- Living-with-COVID strategy and supportive policies, along with strong manufacturing output and a retail and tourism rebound, help Vietnam buck Asian weakening trend
- But IMF report cautions the country’s subdued inflation could rise as economic activity ramps up and headwinds from slowing global growth affect its exports
- The Fund says Vietnam should undertake broad economic reforms to insulate it from the impact of a global slowing to achieve its developmental goals
Vietnam is defying an Asia-wide slowing trend with a swift economic rebound after adopting a living-with-COVID strategy and supportive policies accompanied by strong manufacturing output and a recovery in retail and tourism, International Monetary Fund experts say.
A country report entitled “Vietnam Bucks Asia’s Weakening Growth Trend” published September 6 on IMF’s website cautioned that the country’s subdued inflation could rise as economic activity returns to full speed and headwinds from slowing global growth reaches its shores.
Economists Era Dabla-Norris, Federico J. Díez and Giacomo Magistretti, who wrote the report, said financial conditions are tightening as the United States and other advanced economies raise interest rates to curb inflation. They said this can lead to capital outflows, as already seen in many Asian emerging markets.

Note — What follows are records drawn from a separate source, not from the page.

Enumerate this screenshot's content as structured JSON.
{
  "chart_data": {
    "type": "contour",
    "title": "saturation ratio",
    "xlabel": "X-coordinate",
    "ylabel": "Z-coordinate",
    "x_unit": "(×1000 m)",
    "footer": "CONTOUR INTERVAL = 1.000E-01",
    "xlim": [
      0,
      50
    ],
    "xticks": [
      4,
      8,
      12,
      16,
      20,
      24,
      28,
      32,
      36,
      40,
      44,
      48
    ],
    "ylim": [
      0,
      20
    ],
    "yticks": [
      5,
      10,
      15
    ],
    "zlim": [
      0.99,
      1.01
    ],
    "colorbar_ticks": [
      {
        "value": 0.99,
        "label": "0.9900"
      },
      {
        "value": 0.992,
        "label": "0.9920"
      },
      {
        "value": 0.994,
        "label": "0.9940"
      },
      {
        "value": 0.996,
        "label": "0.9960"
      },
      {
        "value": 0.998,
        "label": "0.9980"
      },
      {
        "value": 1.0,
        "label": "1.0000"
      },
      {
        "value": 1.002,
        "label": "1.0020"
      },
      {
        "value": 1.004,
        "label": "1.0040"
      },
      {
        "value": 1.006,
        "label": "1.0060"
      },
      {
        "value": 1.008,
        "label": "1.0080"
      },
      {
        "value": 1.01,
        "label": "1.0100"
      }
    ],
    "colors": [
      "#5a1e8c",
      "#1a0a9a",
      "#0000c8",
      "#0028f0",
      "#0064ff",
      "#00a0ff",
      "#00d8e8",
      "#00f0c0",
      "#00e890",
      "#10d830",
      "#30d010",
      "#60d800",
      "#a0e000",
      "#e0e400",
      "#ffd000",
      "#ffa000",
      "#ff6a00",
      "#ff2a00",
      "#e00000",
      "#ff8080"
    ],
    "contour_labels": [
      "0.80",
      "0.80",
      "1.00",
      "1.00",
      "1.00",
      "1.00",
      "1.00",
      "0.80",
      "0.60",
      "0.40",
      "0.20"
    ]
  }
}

They said greater uncertainty about global trade and financial markets could weigh on Vietnam’s recovery, especially if some industries lose access to needed intermediate goods due to further supply-chain disruptions. That, in return, could curtail foreign investment, slowing the country’s production and technological growth.

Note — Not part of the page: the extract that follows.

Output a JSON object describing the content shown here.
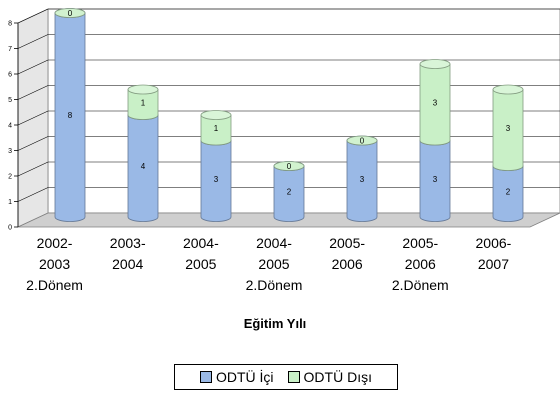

“The first half of this year saw a swift economic rebound as Vietnam’s pandemic restrictions eased following the adoption of a living-with-COVID strategy and a robust vaccination drive,” the IMF team wrote.
“Supportive policies such as low interest rates, strong credit growth, and the government’s Program for Socioeconomic Recovery and Development have been accompanied by strong manufacturing output and a recovery in retail and tourism activity.”
The IMF accordingly raised its Vietnam growth forecast to 7% this year, lifting it by a full percentage point from three months earlier. It was the only significant upward revision among major Asian economies.
The Fund cut the forecast for next year by 0.5 percentage point to 6.7%, but the economists said that still contrasts with dimming prospects elsewhere and would be the fastest pace among Asia’s major economies. In contrast, growth estimates for Asia were lowered to 4.2% and 4.6% for this year and next in the IMF’s latest World Economic Outlook Update, the authors said.
Inflation pressure has been mostly limited to some goods like fuels and related services like transport, as Vietnam has ample domestic food supplies, pork prices are declining, and people prefer rice than other grains like wheat. Price gains for services, such as health and education, have also been very mild.
Consumer prices rose in January- July but remain below the central bank’s 4% target for the year while the economy’s delayed recovery last year has kept core inflation, which strips out volatile food and energy costs, below regional peers.
The report said inflation could pick up as economic activity returns to full speed. Higher costs for transport and commodities such as fertilizers and animal feed could also raise prices for a broader range of goods and services.
Vietnam’s recovery also faces headwinds from global growth slowing from 6.1% last year. The IMF’s World Economic Outlook cut estimates to 3.2% this year and 2.9% next year amid the impact of Russia’s invasion of Ukraine and the slowdown in China and major economies. Such a slowdown implies reduced demand for Vietnam’s exports, especially from key trade partners like the US, China, and European Union.
Amid all these challenges, the report said policymakers must be agile and make timely changes:
- Fiscal policy should take the lead in aiding recovery, yet flexibly adjusted to evolving economic conditions
- The central bank should focus on rising inflationary risks and communicate that it’s ready to act as needed and remains committed to meeting its inflation target
- Authorities should also continue addressing bad loans in the banking system and closely monitoring for potential risks in property markets to safeguard financial stability.
Even after decades of impressive gains, Vietnam still faces challenges, and broad economic reforms will be needed for it to achieve its developmental goals, the economists said.
For example, potential economic growth is reduced by a performance gap between highly productive firms that benefit from foreign direct investment and other less productive companies. Labor markets would gain from reducing mismatches that result if workers don’t have the right job skills. Elsewhere, social safety net coverage should be scaled up and be made more efficient.
IMF said tackling these challenges will further unleash Vietnam to its considerable growth potential and continue advancing on a sustainable development path toward higher income status. Importantly, its development strategy already includes reforms like these. Decisive implementation will help foster sustained, inclusive, and green growth.